Pressure Sores

Abstract
Pressure sores remain common, with a prevalence of 5 to 9% and more than 70% occurring in patients over 70 years of age. They are often falsely ascribed to poor nursing care, but can more usefully be regarded as a potentially preventable complication of an acute immobility illness. Prevention involves identification of patients at risk, appropriate nursing care measures and the use of special equipment. Much of the special equipment is excessively complex and not validated by clinical trial work. The airwave system, polystyrene bead bed system and Vaperm® mattress have been best studied and are effective. Management of the established sore involves treatment of the underlying medical condition(s), attention to hydration and nutrition, prevention of further tissue trauma and the use of special dressings and procedures which facilitate the inflammatory repair response. There is considerable doubt about the use of ‘traditional’ wound applications such as gauze or chlorinated lime and boric acid solution (‘Eusol’).
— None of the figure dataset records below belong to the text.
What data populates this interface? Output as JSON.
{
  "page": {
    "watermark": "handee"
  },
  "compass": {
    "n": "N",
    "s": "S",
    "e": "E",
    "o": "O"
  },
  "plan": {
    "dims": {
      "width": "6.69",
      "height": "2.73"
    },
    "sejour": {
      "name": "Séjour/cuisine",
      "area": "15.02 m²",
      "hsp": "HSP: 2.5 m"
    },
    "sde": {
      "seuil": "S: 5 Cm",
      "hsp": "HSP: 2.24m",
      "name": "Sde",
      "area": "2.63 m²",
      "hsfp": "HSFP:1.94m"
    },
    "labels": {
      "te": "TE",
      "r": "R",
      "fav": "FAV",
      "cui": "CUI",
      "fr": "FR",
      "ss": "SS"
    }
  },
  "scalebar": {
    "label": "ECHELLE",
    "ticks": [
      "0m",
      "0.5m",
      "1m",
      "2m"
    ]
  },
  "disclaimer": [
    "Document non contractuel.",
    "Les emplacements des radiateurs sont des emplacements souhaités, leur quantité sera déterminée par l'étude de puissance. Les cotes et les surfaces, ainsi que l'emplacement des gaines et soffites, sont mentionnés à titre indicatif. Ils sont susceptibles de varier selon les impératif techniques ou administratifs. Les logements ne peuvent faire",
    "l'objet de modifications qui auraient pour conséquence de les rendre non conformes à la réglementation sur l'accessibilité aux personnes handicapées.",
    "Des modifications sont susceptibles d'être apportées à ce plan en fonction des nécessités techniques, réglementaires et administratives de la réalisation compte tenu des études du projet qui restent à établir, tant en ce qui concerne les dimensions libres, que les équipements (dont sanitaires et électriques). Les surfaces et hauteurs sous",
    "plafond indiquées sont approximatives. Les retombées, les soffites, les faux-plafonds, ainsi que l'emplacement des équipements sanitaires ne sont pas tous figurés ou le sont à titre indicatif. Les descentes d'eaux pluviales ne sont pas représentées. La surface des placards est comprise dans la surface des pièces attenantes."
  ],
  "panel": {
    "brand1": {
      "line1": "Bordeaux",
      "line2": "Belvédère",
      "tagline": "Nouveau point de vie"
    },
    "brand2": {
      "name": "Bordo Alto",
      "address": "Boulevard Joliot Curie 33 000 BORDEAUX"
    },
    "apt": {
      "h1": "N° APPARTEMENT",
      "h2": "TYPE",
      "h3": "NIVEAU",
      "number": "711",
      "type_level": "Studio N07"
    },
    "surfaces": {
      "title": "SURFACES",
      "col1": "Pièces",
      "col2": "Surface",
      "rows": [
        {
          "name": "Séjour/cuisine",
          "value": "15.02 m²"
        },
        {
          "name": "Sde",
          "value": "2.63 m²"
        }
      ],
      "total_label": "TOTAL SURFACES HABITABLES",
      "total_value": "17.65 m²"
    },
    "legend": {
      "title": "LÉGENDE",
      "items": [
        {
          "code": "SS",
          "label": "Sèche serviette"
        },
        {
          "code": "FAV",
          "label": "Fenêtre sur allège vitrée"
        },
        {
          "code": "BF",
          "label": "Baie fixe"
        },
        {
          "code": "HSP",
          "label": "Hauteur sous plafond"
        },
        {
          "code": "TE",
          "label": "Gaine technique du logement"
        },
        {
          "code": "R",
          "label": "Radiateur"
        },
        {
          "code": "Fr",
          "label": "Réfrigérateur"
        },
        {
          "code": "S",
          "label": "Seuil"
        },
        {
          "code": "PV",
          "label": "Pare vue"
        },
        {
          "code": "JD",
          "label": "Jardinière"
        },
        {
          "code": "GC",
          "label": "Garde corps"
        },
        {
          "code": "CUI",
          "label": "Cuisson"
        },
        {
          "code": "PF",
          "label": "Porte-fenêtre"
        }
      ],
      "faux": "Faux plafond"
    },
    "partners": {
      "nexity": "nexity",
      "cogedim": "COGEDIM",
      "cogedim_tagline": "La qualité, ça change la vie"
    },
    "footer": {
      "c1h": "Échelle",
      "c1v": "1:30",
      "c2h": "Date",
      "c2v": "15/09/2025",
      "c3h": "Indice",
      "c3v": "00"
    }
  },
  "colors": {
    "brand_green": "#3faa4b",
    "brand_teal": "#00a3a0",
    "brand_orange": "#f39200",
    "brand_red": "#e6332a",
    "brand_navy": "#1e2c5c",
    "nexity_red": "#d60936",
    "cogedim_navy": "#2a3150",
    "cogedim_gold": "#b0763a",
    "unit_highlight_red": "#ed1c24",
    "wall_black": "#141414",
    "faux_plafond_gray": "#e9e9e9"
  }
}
An extensive range of newer products is now available but these have not yet been subjected to controlled clinical trials. A useful starting point is to classify pressure sores into 4 clinical types depending on amount of tissue damage and depth of ulcer. The least severe sore (type 1) can be protected using polyurethane film dressings. Deeper ulcers (types 2 and 3) can be easily and quickly treated by hydrocolloid or alginate dressings which optimise the local wound environment, thus facilitating tissue repair. However, there may be no satisfactory dressing for sacral (near-anal) sores which are more difficult to treat than those at other body sites because of dressing detachment. Cavity ulcers (type 4) can be managed with silastic foam or hydrocolloid or alginate dressings. Debridement of necrotic material is best done manually by scalpel/scissors, although streptokinase/streptodornase (Varidase Topical®) may also help if used correctly. Antiseptics have little part to play and ulcers are best cleaned with warm normal saline. Systemic antibiotics are indicated only when surrounding cellulitis is present, although metronidazole is useful for malodorous sores.